Past reports (including one from Kotaku’s Jason Schreier) stated that Frostbite was one of the bigger issues for the game’s development. Bioware’s history of difficulties with Frostbite is no secret. Ultimately though, the decision to stick with it wasn’t mandated by publisher EA. As per former Bioware general manager Aaryn Flynn while speaking to Kotaku (via PCGamesN), it was all Bioware.
“It was our decision. We had been wrapping up Mass Effect 3 and we just shipped Dragon Age 2 and we knew that our Eclipse engine, that we shipped DA2 on, wasn’t going to cut it for the future iterations of Dragon Age. It couldn’t do open world, the renderer wasn’t strong enough, those were the two big ones. We thought about multiplayer as well, as Eclipse was single-player only.
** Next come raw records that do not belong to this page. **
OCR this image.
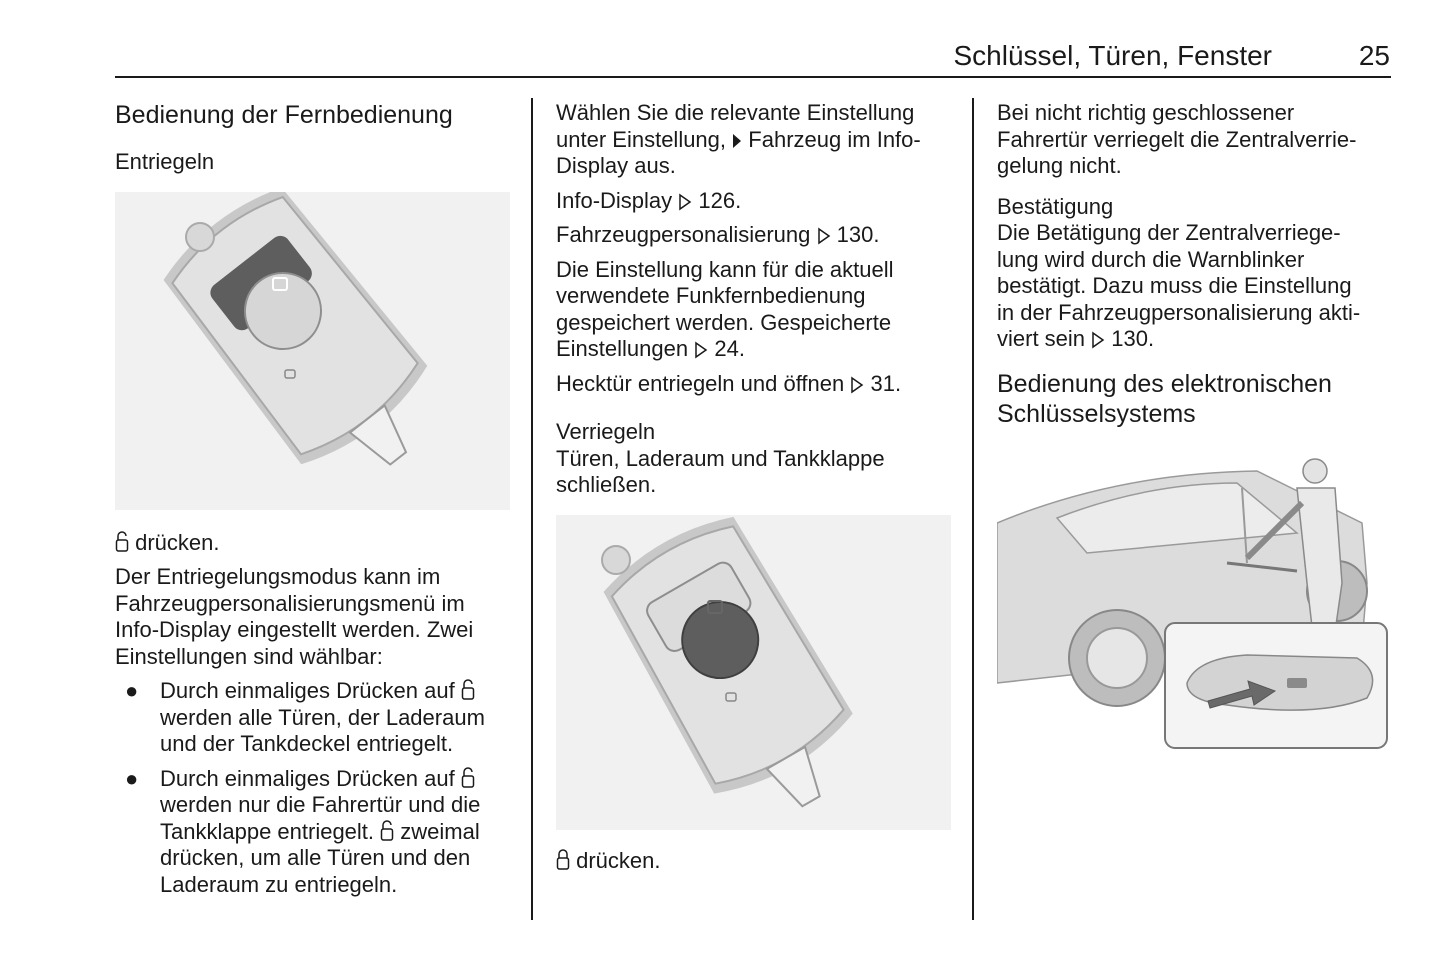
Schlüssel, Türen, Fenster	25
Bedienung der Fernbedienung
Entriegeln

drücken.

Der Entriegelungsmodus kann im
Fahrzeugpersonalisierungsmenü im
Info-Display eingestellt werden. Zwei
Einstellungen sind wählbar:

● Durch einmaliges Drücken auf
werden alle Türen, der Laderaum
und der Tankdeckel entriegelt.
● Durch einmaliges Drücken auf
werden nur die Fahrertür und die
Tankklappe entriegelt. zweimal
drücken, um alle Türen und den
Laderaum zu entriegeln.

Wählen Sie die relevante Einstellung
unter Einstellung, Fahrzeug im Info-
Display aus.

Info-Display 126.

Fahrzeugpersonalisierung 130.

Die Einstellung kann für die aktuell
verwendete Funkfernbedienung
gespeichert werden. Gespeicherte
Einstellungen 24.

Hecktür entriegeln und öffnen 31.

Verriegeln

Türen, Laderaum und Tankklappe
schließen.

drücken.

Bei nicht richtig geschlossener
Fahrertür verriegelt die Zentralverrie-
gelung nicht.

Bestätigung

Die Betätigung der Zentralverriege-
lung wird durch die Warnblinker
bestätigt. Dazu muss die Einstellung
in der Fahrzeugpersonalisierung akti-
viert sein 130.

Bedienung des elektronischen
Schlüsselsystems
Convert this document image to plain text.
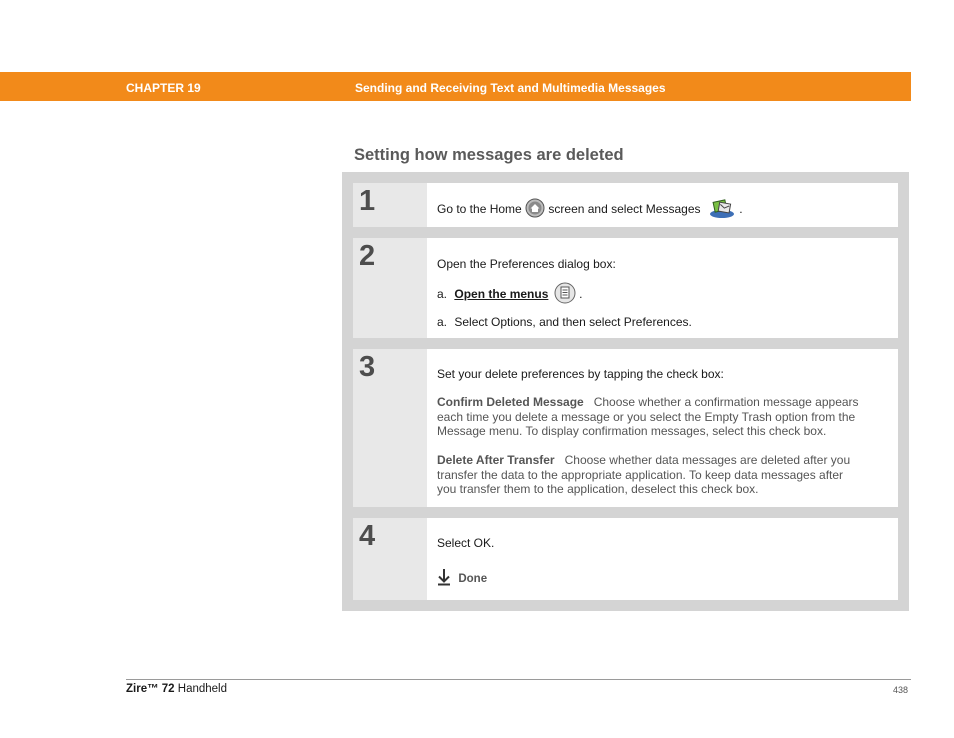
CHAPTER 19	Sending and Receiving Text and Multimedia Messages
Setting how messages are deleted
1	Go to the Home screen and select Messages	.
2	Open the Preferences dialog box:
a. Open the menus	.
a. Select Options, and then select Preferences.
3	Set your delete preferences by tapping the check box:
Confirm Deleted Message Choose whether a confirmation message appears
each time you delete a message or you select the Empty Trash option from the
Message menu. To display confirmation messages, select this check box.
Delete After Transfer Choose whether data messages are deleted after you
transfer the data to the appropriate application. To keep data messages after
you transfer them to the application, deselect this check box.
4	Select OK.
Done
Zire™ 72 Handheld	438
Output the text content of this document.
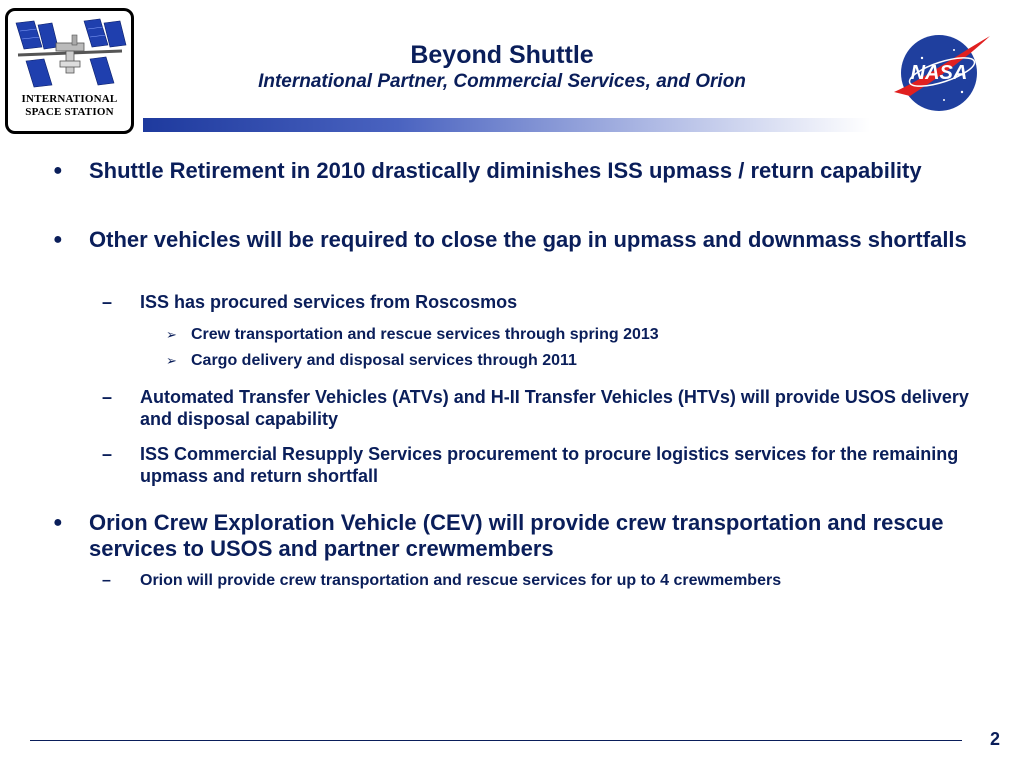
INTERNATIONAL
SPACE STATION
Beyond Shuttle
International Partner, Commercial Services, and Orion	NASA
● Shuttle Retirement in 2010 drastically diminishes ISS upmass / return capability
● Other vehicles will be required to close the gap in upmass and downmass shortfalls
– ISS has procured services from Roscosmos
➢ Crew transportation and rescue services through spring 2013
➢ Cargo delivery and disposal services through 2011
– Automated Transfer Vehicles (ATVs) and H-II Transfer Vehicles (HTVs) will provide USOS delivery and disposal capability
– ISS Commercial Resupply Services procurement to procure logistics services for the remaining upmass and return shortfall
● Orion Crew Exploration Vehicle (CEV) will provide crew transportation and rescue services to USOS and partner crewmembers
– Orion will provide crew transportation and rescue services for up to 4 crewmembers
2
“We talked internally about three options. We could have burned down Eclipse and started something new internally, we could have gone with Unreal Engine, or we could have picked Frostbite which had shown some really promising results on the rendering side of things and it was multiplayer enabled.”
Sadly, along with the other issues – including a procedural generation system that was scrapped after a year in development – Frostbite proved to be a major detriment to Mass Effect Andromeda. Frostbite 3 is still being used for the development of Anthem with the main Bioware studio at the helm and there are already rumours of trouble. The title’s delay to early 2019 also didn’t help.
Regardless of the results, Flynn feels it was the right call and praised the Frostbite team for their support. “Being part of a community – everybody at EA is on it now – that is powerful, it’s a good place to be. It’s a credit to the Frostbite team how they keep so many diverse titles on one engine, everything from FIFA to Anthem, it’s amazing to me.”